久々に見た司馬懿だったが、少し痩せた気がした。

司馬懿は寝台のそばの椅子に腰掛けた。

「お体の具合はいかがです?」

「まぁ、悪くはない・・・」

確かに悪くはなかったし、よくもなかった。

ただ、確実に死≠ェ近づいていることだけは確かなようだった。

「司馬懿よ・・・」

曹操は静かに名を呼んだ。

ただ・・・呼んだだけ。別に何かを言うことはなかった。

司馬懿だけがあとの言葉を待っていた。

「・・・丕のこと・・・頼む・・・」

不意に曹操の口から出た言葉に曹操自身が驚いた。

司馬懿も当然驚いている。

今まで、司馬懿に頼みごとなど皆無に等しかった。

曹丕には司馬懿が必要。それだけは何となく分かっていた。

それに未だに司馬懿の才に惚れていたのか。

「殿・・・」

司馬懿がつぶやいた。

これが最初で最後の頼みなのだろう。

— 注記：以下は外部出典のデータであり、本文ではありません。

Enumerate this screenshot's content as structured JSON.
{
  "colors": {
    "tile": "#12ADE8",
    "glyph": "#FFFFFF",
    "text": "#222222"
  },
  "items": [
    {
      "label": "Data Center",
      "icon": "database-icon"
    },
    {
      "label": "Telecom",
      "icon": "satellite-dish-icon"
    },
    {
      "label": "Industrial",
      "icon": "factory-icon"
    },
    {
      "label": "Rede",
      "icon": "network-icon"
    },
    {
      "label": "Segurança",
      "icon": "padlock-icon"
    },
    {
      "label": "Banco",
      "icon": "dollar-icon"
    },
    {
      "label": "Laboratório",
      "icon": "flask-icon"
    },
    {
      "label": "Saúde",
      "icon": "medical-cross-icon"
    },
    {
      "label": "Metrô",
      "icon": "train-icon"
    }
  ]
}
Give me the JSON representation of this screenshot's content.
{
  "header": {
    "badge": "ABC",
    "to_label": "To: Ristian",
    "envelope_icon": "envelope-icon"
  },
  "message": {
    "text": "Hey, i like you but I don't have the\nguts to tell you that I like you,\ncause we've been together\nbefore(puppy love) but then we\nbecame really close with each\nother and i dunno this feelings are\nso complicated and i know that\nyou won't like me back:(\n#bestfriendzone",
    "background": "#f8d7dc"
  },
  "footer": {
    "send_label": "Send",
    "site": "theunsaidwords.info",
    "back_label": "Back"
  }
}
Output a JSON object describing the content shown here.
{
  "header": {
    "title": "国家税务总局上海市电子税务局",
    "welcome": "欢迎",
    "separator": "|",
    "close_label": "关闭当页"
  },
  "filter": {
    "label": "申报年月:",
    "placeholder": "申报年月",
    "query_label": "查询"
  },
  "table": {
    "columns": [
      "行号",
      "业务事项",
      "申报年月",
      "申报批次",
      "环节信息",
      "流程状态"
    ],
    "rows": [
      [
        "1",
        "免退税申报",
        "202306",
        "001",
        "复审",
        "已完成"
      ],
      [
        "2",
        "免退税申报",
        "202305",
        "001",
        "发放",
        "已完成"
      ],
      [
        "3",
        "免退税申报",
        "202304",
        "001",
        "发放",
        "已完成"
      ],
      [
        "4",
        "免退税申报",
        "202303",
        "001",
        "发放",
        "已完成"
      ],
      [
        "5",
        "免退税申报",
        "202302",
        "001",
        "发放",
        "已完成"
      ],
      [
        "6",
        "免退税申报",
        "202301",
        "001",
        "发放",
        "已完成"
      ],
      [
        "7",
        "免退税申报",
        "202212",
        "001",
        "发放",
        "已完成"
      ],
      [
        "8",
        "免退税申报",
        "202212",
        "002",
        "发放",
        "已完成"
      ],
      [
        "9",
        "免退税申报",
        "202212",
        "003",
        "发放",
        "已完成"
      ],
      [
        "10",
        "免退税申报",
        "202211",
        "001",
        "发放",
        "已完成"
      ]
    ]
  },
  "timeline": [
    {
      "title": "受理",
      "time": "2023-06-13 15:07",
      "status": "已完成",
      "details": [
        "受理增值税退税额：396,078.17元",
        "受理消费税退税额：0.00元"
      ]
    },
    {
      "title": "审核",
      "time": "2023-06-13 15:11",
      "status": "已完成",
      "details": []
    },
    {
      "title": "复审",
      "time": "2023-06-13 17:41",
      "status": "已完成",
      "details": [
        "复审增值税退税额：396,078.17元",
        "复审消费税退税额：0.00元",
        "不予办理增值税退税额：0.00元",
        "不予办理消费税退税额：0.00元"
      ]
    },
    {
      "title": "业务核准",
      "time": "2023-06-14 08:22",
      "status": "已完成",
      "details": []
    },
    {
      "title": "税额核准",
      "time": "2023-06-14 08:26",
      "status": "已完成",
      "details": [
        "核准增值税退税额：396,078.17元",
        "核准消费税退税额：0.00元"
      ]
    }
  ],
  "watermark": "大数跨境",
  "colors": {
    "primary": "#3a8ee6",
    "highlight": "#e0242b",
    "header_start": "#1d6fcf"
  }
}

と司馬懿は思った。

そして、その頼みごとの裏に隠されている意図にも・・・。

「一度だけだ・・・・」

曹操は静かに目を閉じると司馬懿に身体を委ねた。



「殿・・・ここにおりましたか・・・」

曹操の遺体が眠る場所。

父が亡くなってから数週間が経つ。

「仲達・・・もうここには来ぬ」

曹丕は静かにそう言った。

「それがよろしいかと・・・思います」

司馬懿の表情は以前に比べて、少し柔らかくなったようだ。

「そういえば、以前父上がおっしゃっていた」

曹丕は思い出したようにつぶやく。

司馬懿は隣で言葉を待っていた。

『わしにとっては【毒草】だったが、お前にとっては【薬草】だったな・・・と』

曹丕はそう、いうと歩き始めた。

司馬懿も後に続く。

曹丕は曹操と司馬懿の間に何があったのか聞かなかった。

もう、父はこの世にいないのだから。

ただ・・・二人の関係はあの時のまま。

時間だけが過ぎ去っていた。

しかし、少しはよくなったと曹丕は思う。

二人で居るときは子桓様≠ニ呼んでくれるから。

曹丕は隣にいる司馬懿の顔を見つめながら、微かに笑みをこぼした。

空は一段と蒼く染まっていた・・・。




――司馬懿よ。丕を頼む・・・――

曹操の最後の願いを胸に司馬懿は曹操から托された天下統一を、曹丕とともに歩もうと誓った。